In Pretty Woman, Vivian returned to the shop where she was snubbed, dressed in luxurious clothing with a collection of bags in hand. Ignoring the associate who approaches her as she comes in the door, she rounds on the associate who was disrespectful the day before. Vivian first asks, “Do you remember me?” to which the associate replies in the negative; however, after reminding the associate that she wouldn’t wait on Vivian, the associate comes to realize the woman she snubbed and the woman before her are one in the same.
As the associate stares at Vivian, shocked, Vivian hefts her designer bags in the air, declaring “Big mistake. Big. Huge. I have to go shopping now.” As Vivian flounces off, we see the associate look on in humiliation.
Of course, Vivian is pleased with herself—and what audience member wasn’t proud of her—but she doesn’t truly win against those who put her down in that store until much later on when she helps another streetwalker, her friend and former roommate, Kit, see that she can have a better life as well. People win together, not apart.

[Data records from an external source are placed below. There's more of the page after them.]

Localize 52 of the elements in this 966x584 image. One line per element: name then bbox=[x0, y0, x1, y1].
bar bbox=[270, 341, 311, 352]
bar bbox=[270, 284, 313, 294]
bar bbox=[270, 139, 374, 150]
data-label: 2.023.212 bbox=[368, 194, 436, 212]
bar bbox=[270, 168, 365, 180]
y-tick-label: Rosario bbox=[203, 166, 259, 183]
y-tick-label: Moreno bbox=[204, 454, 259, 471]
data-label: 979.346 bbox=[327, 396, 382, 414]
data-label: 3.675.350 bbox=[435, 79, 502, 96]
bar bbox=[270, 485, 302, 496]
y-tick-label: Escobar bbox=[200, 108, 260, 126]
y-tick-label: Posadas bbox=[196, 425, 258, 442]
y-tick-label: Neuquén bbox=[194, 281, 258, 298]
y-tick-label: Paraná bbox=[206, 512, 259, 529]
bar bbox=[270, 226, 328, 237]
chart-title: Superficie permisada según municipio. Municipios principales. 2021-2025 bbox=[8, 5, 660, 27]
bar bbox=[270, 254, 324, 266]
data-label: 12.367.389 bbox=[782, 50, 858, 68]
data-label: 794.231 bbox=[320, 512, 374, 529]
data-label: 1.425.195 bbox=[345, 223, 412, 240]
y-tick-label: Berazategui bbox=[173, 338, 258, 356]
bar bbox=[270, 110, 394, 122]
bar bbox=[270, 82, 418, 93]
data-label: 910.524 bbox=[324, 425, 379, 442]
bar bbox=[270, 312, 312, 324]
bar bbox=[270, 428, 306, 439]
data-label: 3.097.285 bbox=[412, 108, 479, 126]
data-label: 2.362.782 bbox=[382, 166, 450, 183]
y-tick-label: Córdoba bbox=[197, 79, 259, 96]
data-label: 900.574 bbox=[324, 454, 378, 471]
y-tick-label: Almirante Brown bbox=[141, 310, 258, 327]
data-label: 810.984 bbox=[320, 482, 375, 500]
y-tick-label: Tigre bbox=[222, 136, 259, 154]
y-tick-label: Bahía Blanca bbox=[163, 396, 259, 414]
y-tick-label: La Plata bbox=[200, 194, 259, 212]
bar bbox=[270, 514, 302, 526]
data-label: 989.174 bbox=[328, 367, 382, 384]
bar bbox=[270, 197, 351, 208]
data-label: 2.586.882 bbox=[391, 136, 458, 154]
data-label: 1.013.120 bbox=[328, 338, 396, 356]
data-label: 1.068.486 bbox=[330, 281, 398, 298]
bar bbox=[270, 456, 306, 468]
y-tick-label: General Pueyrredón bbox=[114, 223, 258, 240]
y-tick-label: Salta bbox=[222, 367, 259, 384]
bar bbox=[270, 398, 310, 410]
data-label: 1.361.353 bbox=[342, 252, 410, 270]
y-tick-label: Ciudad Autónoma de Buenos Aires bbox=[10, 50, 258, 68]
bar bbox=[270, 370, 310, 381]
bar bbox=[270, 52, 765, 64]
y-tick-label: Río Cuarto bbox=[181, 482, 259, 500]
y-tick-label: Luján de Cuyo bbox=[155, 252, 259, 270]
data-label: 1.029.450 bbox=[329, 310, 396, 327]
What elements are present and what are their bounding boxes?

A few days ago, I wanted to demand service. I wanted to yell at a manager. I wanted to shove my true age, economic status, and resume in the associates’ faces. I wanted to pull a Gordon Ramsey and teach them how to do their job properly. I wanted to know what happened to a customer being a customer no matter how much they buy or spend.
I wanted vengeance.
But, what better to do than follow the Pretty Woman example and deny the judgmental, unhelpful employees an addition to their income AND tell others about the horrible experience? No snarky quip can hurt as much as a potential loss in customers and earnings.
Maybe I wasn’t wearing thigh high boots. Maybe I wasn’t showing my midriff. Maybe I wasn’t smacking gum. But, even if I had been, I would have deserved better service than I received. The fact that I look young—just like being a lower or middle class, a person of color, plus-sized, disabled, or so on and so forth—should not mean disrespect and being ignored.

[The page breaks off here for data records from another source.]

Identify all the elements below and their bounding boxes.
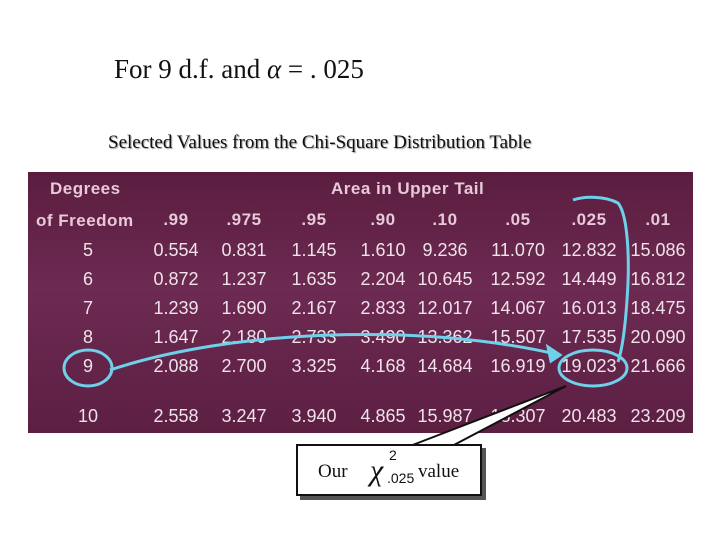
value-cell: 19.023 [561, 356, 617, 376]
value-cell: 1.647 [153, 327, 199, 347]
column-header: .90 [370, 210, 396, 229]
value-cell: 14.449 [561, 269, 617, 289]
column-header: .10 [432, 210, 458, 229]
chi-subscript: .025 [387, 470, 415, 486]
value-cell: 21.666 [630, 356, 686, 376]
column-header: .01 [645, 210, 671, 229]
value-cell: 1.690 [221, 298, 267, 318]
df-cell: 5 [82, 240, 94, 260]
column-header: .99 [163, 210, 189, 229]
value-cell: 18.307 [490, 406, 546, 426]
value-cell: 14.067 [490, 298, 546, 318]
value-cell: 12.832 [561, 240, 617, 260]
value-cell: 2.088 [153, 356, 199, 376]
column-header: .975 [226, 210, 262, 229]
value-cell: 0.831 [221, 240, 267, 260]
header-degrees: Degrees [50, 179, 121, 198]
value-cell: 1.145 [291, 240, 337, 260]
value-cell: 4.168 [360, 356, 406, 376]
column-header: .05 [505, 210, 531, 229]
chi-square-table: Degrees of Freedom Area in Upper Tail .9… [28, 172, 693, 433]
alpha-symbol: α [266, 54, 282, 84]
value-cell: 13.362 [417, 327, 473, 347]
callout-prefix: Our [318, 461, 348, 482]
chi-symbol: χ [370, 454, 384, 487]
value-cell: 16.013 [561, 298, 617, 318]
value-cell: 20.090 [630, 327, 686, 347]
df-cell: 7 [82, 298, 94, 318]
value-cell: 20.483 [561, 406, 617, 426]
value-cell: 3.940 [291, 406, 337, 426]
value-cell: 11.070 [491, 240, 545, 260]
value-cell: 9.236 [422, 240, 468, 260]
table-subtitle: Selected Values from the Chi-Square Dist… [108, 132, 532, 153]
callout-box: Our χ 2 .025 value [296, 444, 482, 496]
df-cell: 6 [82, 269, 94, 289]
value-cell: 3.325 [291, 356, 337, 376]
value-cell: 10.645 [417, 269, 473, 289]
value-cell: 3.247 [221, 406, 267, 426]
value-cell: 15.987 [417, 406, 473, 426]
page-heading: For 9 d.f. and α = . 025 [114, 54, 364, 85]
value-cell: 0.554 [153, 240, 199, 260]
value-cell: 2.204 [360, 269, 406, 289]
value-cell: 2.700 [221, 356, 267, 376]
value-cell: 12.592 [490, 269, 546, 289]
header-area: Area in Upper Tail [331, 179, 485, 198]
value-cell: 1.237 [221, 269, 267, 289]
value-cell: 12.017 [417, 298, 473, 318]
chi-superscript: 2 [389, 447, 397, 463]
header-freedom: of Freedom [36, 211, 134, 230]
value-cell: 2.180 [221, 327, 267, 347]
value-cell: 16.919 [490, 356, 546, 376]
df-cell: 10 [77, 406, 99, 426]
value-cell: 14.684 [417, 356, 473, 376]
value-cell: 2.167 [291, 298, 337, 318]
callout-suffix: value [418, 461, 460, 482]
value-cell: 1.635 [291, 269, 337, 289]
df-cell: 9 [82, 356, 94, 376]
column-header: .95 [301, 210, 327, 229]
value-cell: 0.872 [153, 269, 199, 289]
column-header: .025 [571, 210, 607, 229]
value-cell: 16.812 [630, 269, 686, 289]
value-cell: 17.535 [561, 327, 617, 347]
value-cell: 4.865 [360, 406, 406, 426]
value-cell: 15.507 [490, 327, 546, 347]
value-cell: 2.558 [153, 406, 199, 426]
heading-suffix: = . 025 [281, 54, 364, 84]
value-cell: 2.733 [291, 327, 337, 347]
value-cell: 1.239 [153, 298, 199, 318]
heading-prefix: For 9 d.f. and [114, 54, 267, 84]
value-cell: 1.610 [360, 240, 406, 260]
df-cell: 8 [82, 327, 94, 347]
value-cell: 2.833 [360, 298, 406, 318]
value-cell: 18.475 [630, 298, 686, 318]
value-cell: 3.490 [360, 327, 406, 347]
value-cell: 15.086 [630, 240, 686, 260]
value-cell: 23.209 [630, 406, 686, 426]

We all deserve better. We deserve the fairy tale of retail, or at least some fulfillment of the basic promises businesses and their employees make.
It is important to remember that, as Edward says to Vivian in the movie, “Stores are never nice to people. They’re nice to credit cards.” And, that’s not good or right, but, it means that in the end sales associates are dependent upon you and I, my fine friends. We are the ones that can change them because we are their livelihood.
Whenever someone is mistreated due to the realities of retail, the associates and the companies they work for have made a “Big mistake. Big. Huge.” They need us, but we don’t need them, and that’s why we win out in the end.
(Disclaimer: Obviously, all sales associates at all stores are not terrible. Some of you are quite lovely and helpful.)